Every so often, it's satisfying to treat yourself to a meal at a nice restaurant. Sometimes, you just want to sit back, relax, and shell out some cash on a dish that your favorite, affordable restaurant just can’t replicate.
However, more often than not, diners feel pressure to spring for the more expensive bottle of wine when out at a nice restaurant -- even though they might not be able to discern any strong difference between two nice (but differently priced) bottles anyway.
Jay Rayner, a 50-year-old restaurant critic, is here to tell you to stop that practice in its tacks. Per the Telegraph, he recommends that customers buy the cheaper bottles on the wine lists, if only to stick it to snobby wine connoisseurs that try to make diners feel inferior for choosing a less expensive bottle.
Per the Telegraph, he told the Cheltenham Literature Festival: "I refuse to be intimidated by a wine list.
"Wine lists are fraught with problems but mostly because of the b------- spouted by wine connoisseurs. They irritate me profoundly.
"I do not hold to being intimidated by anything in this life and if a wine list irritates you just buy the cheapest on the list and tell them all to p--- off.”
Let’s be real; it’s not like any of us are paying much attention to the flavor profile of our wine toward the end of the bottle anyway, right?

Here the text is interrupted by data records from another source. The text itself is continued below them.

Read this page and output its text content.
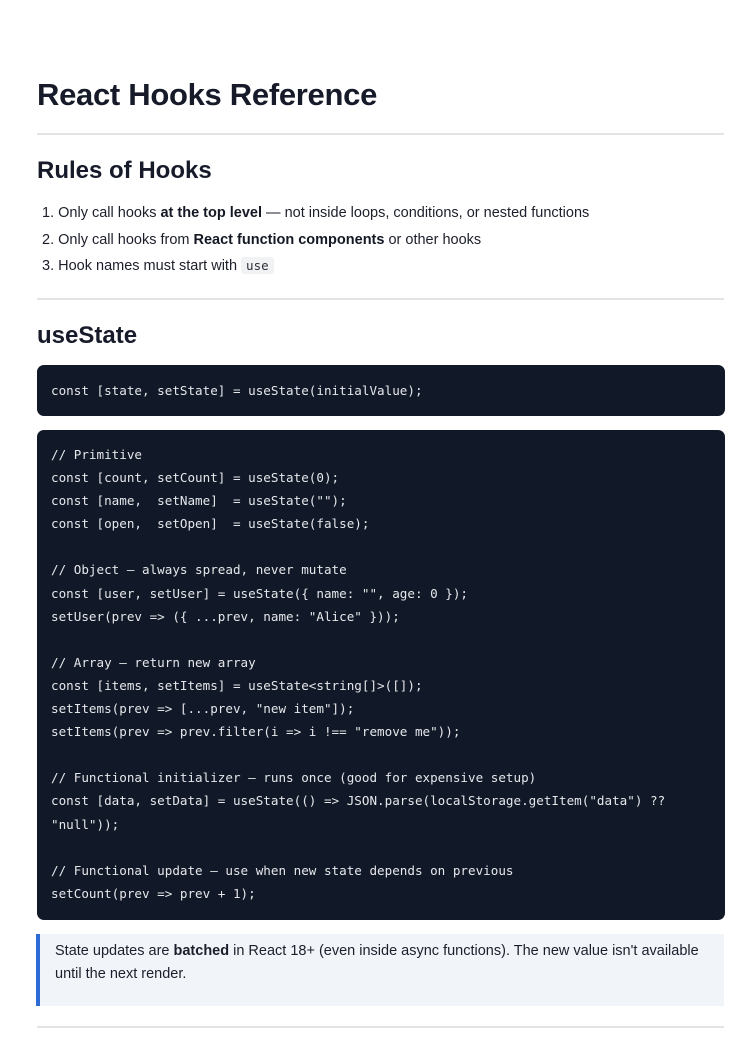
React Hooks Reference
Rules of Hooks
1. Only call hooks at the top level — not inside loops, conditions, or nested functions
2. Only call hooks from React function components or other hooks
3. Hook names must start with use
useState
const [state, setState] = useState(initialValue);
// Primitive
const [count, setCount] = useState(0);
const [name,  setName]  = useState("");
const [open,  setOpen]  = useState(false);
// Object — always spread, never mutate
const [user, setUser] = useState({ name: "", age: 0 });
setUser(prev => ({ ...prev, name: "Alice" }));
// Array — return new array
const [items, setItems] = useState<string[]>([]);
setItems(prev => [...prev, "new item"]);
setItems(prev => prev.filter(i => i !== "remove me"));
// Functional initializer — runs once (good for expensive setup)
const [data, setData] = useState(() => JSON.parse(localStorage.getItem("data") ??
"null"));
// Functional update — use when new state depends on previous
setCount(prev => prev + 1);
State updates are batched in React 18+ (even inside async functions). The new value isn't available until the next render.
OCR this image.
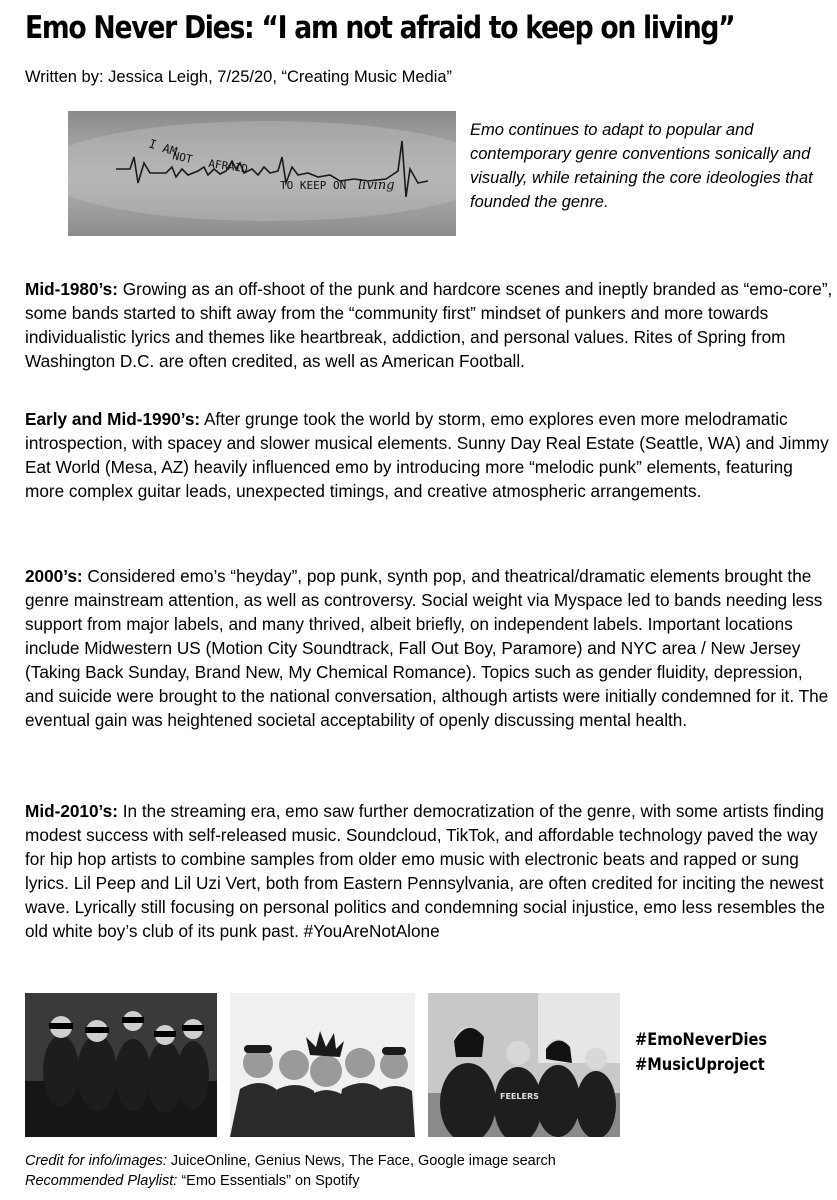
Emo Never Dies: “I am not afraid to keep on living”
Written by: Jessica Leigh, 7/25/20, “Creating Music Media”
I AM
NOT AFRAID
TO KEEP ON living
Emo continues to adapt to popular and contemporary genre conventions sonically and visually, while retaining the core ideologies that founded the genre.
Mid-1980’s: Growing as an off-shoot of the punk and hardcore scenes and ineptly branded as “emo-core”, some bands started to shift away from the “community first” mindset of punkers and more towards individualistic lyrics and themes like heartbreak, addiction, and personal values. Rites of Spring from Washington D.C. are often credited, as well as American Football.
Early and Mid-1990’s: After grunge took the world by storm, emo explores even more melodramatic introspection, with spacey and slower musical elements. Sunny Day Real Estate (Seattle, WA) and Jimmy Eat World (Mesa, AZ) heavily influenced emo by introducing more “melodic punk” elements, featuring more complex guitar leads, unexpected timings, and creative atmospheric arrangements.
2000’s: Considered emo’s “heyday”, pop punk, synth pop, and theatrical/dramatic elements brought the genre mainstream attention, as well as controversy. Social weight via Myspace led to bands needing less support from major labels, and many thrived, albeit briefly, on independent labels. Important locations include Midwestern US (Motion City Soundtrack, Fall Out Boy, Paramore) and NYC area / New Jersey (Taking Back Sunday, Brand New, My Chemical Romance). Topics such as gender fluidity, depression, and suicide were brought to the national conversation, although artists were initially condemned for it. The eventual gain was heightened societal acceptability of openly discussing mental health.
Mid-2010’s: In the streaming era, emo saw further democratization of the genre, with some artists finding modest success with self-released music. Soundcloud, TikTok, and affordable technology paved the way for hip hop artists to combine samples from older emo music with electronic beats and rapped or sung lyrics. Lil Peep and Lil Uzi Vert, both from Eastern Pennsylvania, are often credited for inciting the newest wave. Lyrically still focusing on personal politics and condemning social injustice, emo less resembles the old white boy’s club of its punk past. #YouAreNotAlone
FEELERS
#EmoNeverDies
#MusicUproject
Credit for info/images: JuiceOnline, Genius News, The Face, Google image search
Recommended Playlist: “Emo Essentials” on Spotify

Rayner went on to describe his experience dining at Jason Atherton’s London restaurant called City Social, where he was able to figure out that one of the establishment’s own waiters didn’t know the details of his wine list because it was so costly and lengthy. When Rayner asked his waiter to find him a bottle of Pinot Noir for under £50, the waiter scoffed at him; until Rayner was able to point one out, there on the menu, for £49.
Rayner didn’t stop there though; he also has a vendetta against those who criticize others for ordering take-out.
"There is a group out there who will make an assumption and wag their finger at you and say 'if you don't cook everything from scratch you will be unhealthy’.
"The evidence based on all the academic papers I have looked at is not conclusive on that and it is the home cooks, the ones who absolutely love cooking at home, who can also turn out to be the greedy b-------. So you just can't make an assumption,” he concluded.